Дежурные по стране - страница 7



– Хэ, прямо панибратство какое-то развели, – соорудив на лице гримасу самодовольства, осмелился нарушить молчание рыжеволосый студент из молодых.

– Как думаешь, Семен, – доживёт ли этот зашкаливший борзометр до зимней сессии? – спокойно спросил студент третьего курса Вадим Горчичников у своего товарища.

– Дожить-то доживёт, а вот пережить – не переживёт, – прозвучал ответ.

Но молодой студент, похоже, не собирался успокаиваться:

– Я говорю – панибратство какое-то развели.

Вадим Горчичников протяжно зевнул и со скучающим видом заметил:

– К этому невоспитанному олуху, господа, прошу отныне применять прошедшее время… Родился, вырос, с горем пополам окончил школу, поступил в институт, отчислен… Кстати, Пузырь с Митрохой что-то больно спокойно себя ведут. Помнится, было время, когда зарвавшийся «лимон» огребался и за меньшее.

– Так они теперь это – дипломированные специалисты, – сказал Семён. – Несерьёзно им со всякой полуграмотной шелупонью связываться.

Тем временем Пузырь и Митроха, вдоволь наговорившись со своими теперь уже бывшими преподавателями, зашли в беседку, сели на скамейку, колким взглядом обвели ребят, которых мы на первых страницах представили читателю, и завели такой разговор.

– Не правда ли, Пузырь, что перевёлся ныне студент? Ни петь, ни рисовать, ни на дуде сыграть, – начал Митроха.

– Правда, чистая правда, дружище, – ответил Пузырь, снял шляпу, достал из кармана пиджака папиросы «Беломорканал», закинул ногу на ногу и закурил.

– С прискорбием должен тебе заметить, что и людей-то не осталось, – ехидно заявил Митроха и расплылся в улыбке. – Не люди – гуппёшки аквариумные. Вона – от тополей и то больше проку. Те хоть кислород выделяют.

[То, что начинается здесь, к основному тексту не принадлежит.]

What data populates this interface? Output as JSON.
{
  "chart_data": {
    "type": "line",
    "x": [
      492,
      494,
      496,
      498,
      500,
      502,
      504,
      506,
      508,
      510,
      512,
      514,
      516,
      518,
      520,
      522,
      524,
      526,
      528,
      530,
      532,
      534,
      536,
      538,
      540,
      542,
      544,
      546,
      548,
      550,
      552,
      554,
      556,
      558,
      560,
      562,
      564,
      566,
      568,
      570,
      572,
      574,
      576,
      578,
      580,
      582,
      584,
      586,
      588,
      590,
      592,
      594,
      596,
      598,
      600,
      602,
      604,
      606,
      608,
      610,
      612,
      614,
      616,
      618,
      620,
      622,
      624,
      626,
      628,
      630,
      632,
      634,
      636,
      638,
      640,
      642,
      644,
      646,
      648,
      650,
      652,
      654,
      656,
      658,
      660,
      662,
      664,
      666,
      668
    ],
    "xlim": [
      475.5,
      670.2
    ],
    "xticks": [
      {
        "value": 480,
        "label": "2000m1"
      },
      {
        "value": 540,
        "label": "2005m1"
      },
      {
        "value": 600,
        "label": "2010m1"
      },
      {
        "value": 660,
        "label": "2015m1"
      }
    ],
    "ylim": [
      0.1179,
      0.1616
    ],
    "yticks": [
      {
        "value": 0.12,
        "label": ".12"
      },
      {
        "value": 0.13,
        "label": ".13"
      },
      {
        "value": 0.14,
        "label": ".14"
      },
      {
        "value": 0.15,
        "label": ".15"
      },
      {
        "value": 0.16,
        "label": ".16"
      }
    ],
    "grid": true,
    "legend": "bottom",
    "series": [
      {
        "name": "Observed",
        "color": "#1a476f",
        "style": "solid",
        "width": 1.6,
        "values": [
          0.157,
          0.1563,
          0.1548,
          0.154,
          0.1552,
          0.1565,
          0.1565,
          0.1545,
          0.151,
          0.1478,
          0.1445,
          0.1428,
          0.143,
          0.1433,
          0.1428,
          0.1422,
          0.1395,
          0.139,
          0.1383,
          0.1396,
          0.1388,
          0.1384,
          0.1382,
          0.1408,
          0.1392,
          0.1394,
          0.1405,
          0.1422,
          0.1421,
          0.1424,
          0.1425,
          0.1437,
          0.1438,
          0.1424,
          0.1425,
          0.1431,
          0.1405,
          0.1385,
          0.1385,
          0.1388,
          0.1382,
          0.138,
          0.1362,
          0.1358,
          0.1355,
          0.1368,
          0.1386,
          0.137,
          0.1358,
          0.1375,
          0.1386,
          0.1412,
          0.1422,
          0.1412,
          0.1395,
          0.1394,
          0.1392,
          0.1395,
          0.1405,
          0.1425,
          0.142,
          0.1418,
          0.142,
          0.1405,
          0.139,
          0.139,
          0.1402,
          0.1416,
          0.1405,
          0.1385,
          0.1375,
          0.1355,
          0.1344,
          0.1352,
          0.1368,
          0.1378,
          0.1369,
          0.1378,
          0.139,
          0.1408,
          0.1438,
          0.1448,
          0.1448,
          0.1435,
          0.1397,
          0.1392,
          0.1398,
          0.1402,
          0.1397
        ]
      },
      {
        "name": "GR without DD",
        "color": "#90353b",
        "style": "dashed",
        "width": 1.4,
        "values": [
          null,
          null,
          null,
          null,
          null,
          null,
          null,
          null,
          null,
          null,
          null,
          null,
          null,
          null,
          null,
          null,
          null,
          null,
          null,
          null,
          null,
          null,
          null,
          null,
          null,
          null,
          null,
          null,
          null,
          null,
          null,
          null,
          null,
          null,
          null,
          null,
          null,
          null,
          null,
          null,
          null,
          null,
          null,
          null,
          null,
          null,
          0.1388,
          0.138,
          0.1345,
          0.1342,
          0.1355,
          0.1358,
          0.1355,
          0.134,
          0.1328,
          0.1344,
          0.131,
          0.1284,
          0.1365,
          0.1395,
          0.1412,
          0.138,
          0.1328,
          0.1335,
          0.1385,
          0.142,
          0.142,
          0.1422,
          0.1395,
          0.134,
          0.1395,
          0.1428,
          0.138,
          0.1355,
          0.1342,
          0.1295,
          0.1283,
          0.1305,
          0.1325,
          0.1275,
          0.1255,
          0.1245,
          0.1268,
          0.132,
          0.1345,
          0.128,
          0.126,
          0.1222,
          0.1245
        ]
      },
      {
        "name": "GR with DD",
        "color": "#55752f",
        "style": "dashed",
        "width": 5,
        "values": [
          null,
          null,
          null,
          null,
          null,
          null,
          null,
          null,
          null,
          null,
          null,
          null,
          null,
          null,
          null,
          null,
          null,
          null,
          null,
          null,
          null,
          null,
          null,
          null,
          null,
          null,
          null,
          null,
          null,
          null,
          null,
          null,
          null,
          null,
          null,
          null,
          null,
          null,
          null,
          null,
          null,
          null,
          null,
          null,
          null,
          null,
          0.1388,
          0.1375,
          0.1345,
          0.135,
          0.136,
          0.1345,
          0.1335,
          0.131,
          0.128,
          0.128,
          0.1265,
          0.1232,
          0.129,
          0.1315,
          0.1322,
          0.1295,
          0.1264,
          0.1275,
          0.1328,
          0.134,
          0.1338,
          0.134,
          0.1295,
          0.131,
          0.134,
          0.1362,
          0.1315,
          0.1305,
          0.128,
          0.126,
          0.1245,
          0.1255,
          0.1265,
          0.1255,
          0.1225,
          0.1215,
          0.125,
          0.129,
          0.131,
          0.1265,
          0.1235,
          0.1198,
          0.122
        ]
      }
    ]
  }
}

– Конечно, не хотелось бы выражаться в присутствии достопочтенных «лимонов», но выделительная система человека по-прежнему выдаёт…

– Гнусь. Ты ведь хотел сказать гнусь, Пузырь?

– Ой ли, ой ли, дружище. Вещи давно напрашиваются на то, чтобы мы стали называть их своими именами… Знаешь, на ум почему-то пришла история о нашем с тобой товарище. Надеюсь, в кладовых твоей памяти сохранилась история о Хоботяре?

– Да-а-а, – протянул Митроха. – Нет повести печальнее на свете, чем повесть о Хоботяре.

– Озвучить ли её, мой друг? Уместно ли сейчас?

– О, да! Самое время, самое время, – утвердительно закивал головой Митроха. – Но только коротко, предельно сжато, иначе лопнешь от напруги, и в подлунном мире станет одним замечательным человеком меньше.

– Хорошо… Жил Хоботяра, месил Хоботяра, вышибли Хоботяру, но люди не забывают о нём, пример, так сказать, берут… Ну, как?

– Сама лаконичность должна гордиться тобой, а теперь уходим.

У всех шестерых первокурсников, сидевших в беседке, проступили на лице признаки агрессии: у одних – ярко выраженной, у других – еле заметной. Молотобойцев взорвался первым:

– А ну стоять! Вы на кого это тут намекаете?

– А намекают они на то, что я, ты, да и все мы – навозные черви, копошащиеся в вонючем дерьме, – вскипел Левандовский. – Это нетрудно понять из их диалога.

Магуров лениво потянулся, кое-как заставил своё грузное тело оторваться от скамейки, соорудил на своём лице что-то навроде недовольства по поводу всей этой мышиной возни, подошёл к выходу из беседки и загородил его. Загородить в Яшином случае означало – наглухо замуровать, что он, сам того не подозревая, с успехом и проделал. Не то, что человек – комар терял теперь всякую надежду на проникновение в беседку через живую дверь, которая на уличной стороне стала покрываться испариной.